Module `phiml.parallel`

This package contains utilities for running PhiML code in parallel. To use it, you need to declare the code to be parallelized as properties of a dataclass. A tutorial can be found here. The following is a simple example that runs a batch of FFTs in parallel:

>>> from dataclasses import dataclass
>>> from functools import cached_property
>>> from phiml.math import Tensor, spatial, fft, batch
>>> from phiml.parallel import parallel_property, parallel_compute, INFER, MIXED
>>>
>>> @dataclass(frozen=True)
>>> class ParallelComputation:
>>>     data: Tensor
>>>
>>>     @parallel_property(requires=spatial, out=INFER, on_direct_eval='raise')
>>>     def result(self) -> Tensor:
>>>         return fft(self.data)
>>>
>>> data = ...
>>> computation = ParallelComputation(data)
>>> parallel_compute(computation, [ParallelComputation.result], parallel_dims=batch, max_workers=4)
>>> computation.result

Properties declared as @cached_property behave as @parallel_property(requires=INFER, out=INFER, on_direct_eval='host-compute').

Computational Graph

PhiML performs static code analysis (source code in 1.14, bytecode from 1.15 onwards) to determine dependencies between all properties declared as either @parallel_property or @cached_property. Static analysis traces into methods and properties defined in the same class, but does not trace functions outside. Do not pass a reference self to external calls, as this could lead to dependencies not being captured properly.

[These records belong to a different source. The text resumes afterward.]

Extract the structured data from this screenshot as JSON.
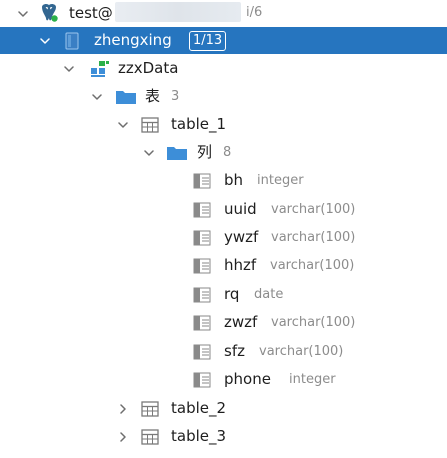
{
  "tree": {
    "connection": {
      "label": "test@",
      "suffix": "i/6"
    },
    "database": {
      "label": "zhengxing",
      "badge": "1/13"
    },
    "schema": {
      "label": "zzxData"
    },
    "tables_folder": {
      "label": "表",
      "count": "3"
    },
    "table_1": {
      "label": "table_1"
    },
    "columns_folder": {
      "label": "列",
      "count": "8"
    },
    "columns": [
      {
        "name": "bh",
        "type": "integer"
      },
      {
        "name": "uuid",
        "type": "varchar(100)"
      },
      {
        "name": "ywzf",
        "type": "varchar(100)"
      },
      {
        "name": "hhzf",
        "type": "varchar(100)"
      },
      {
        "name": "rq",
        "type": "date"
      },
      {
        "name": "zwzf",
        "type": "varchar(100)"
      },
      {
        "name": "sfz",
        "type": "varchar(100)"
      },
      {
        "name": "phone",
        "type": "integer"
      }
    ],
    "table_2": {
      "label": "table_2"
    },
    "table_3": {
      "label": "table_3"
    }
  },
  "colors": {
    "selection": "#2675bf",
    "folder": "#3d8ed8",
    "muted": "#8c8c8c",
    "icon_gray": "#8a8a8a"
  },
  "icons": {
    "connection": "postgresql-elephant-icon",
    "database": "database-icon",
    "schema": "schema-icon",
    "folder": "folder-icon",
    "table": "table-grid-icon",
    "column": "column-icon"
  }
}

The resulting computational graph is split into computation stages depending on the requires values of the involved properties. The requires property declares dims that must be present on the data in order to compute the result. Properties that have no required dims can be parallelized across all dims specified in parallel_compute(). Properties that cannot be parallelized at all (because all parallel dims are marked as requires) are computed on the host process.

INFER via Dynamic Traces

When either requires or out is set as INFER, PhiML performs a dynamic trace to infer their values. These properties may only use PhiML functions and not all functions are supported as of yet. Use phiml.set_loggin_level to catch failed traces.

MIXED Parallelization

For properties that only use supported PhiML calls, you can set requires=MIXED, which allows PhiML to split the computation of the proeprty into multiple stages. For example, the expression math.sum(batched_data * 2, 'example,x,y') would be split into three parts if example is parallelized over:

Multiplication (parallel)
Sum over x,y (parallel)
Sum over example (on host)

Data transfers between workers and host are performed as needed.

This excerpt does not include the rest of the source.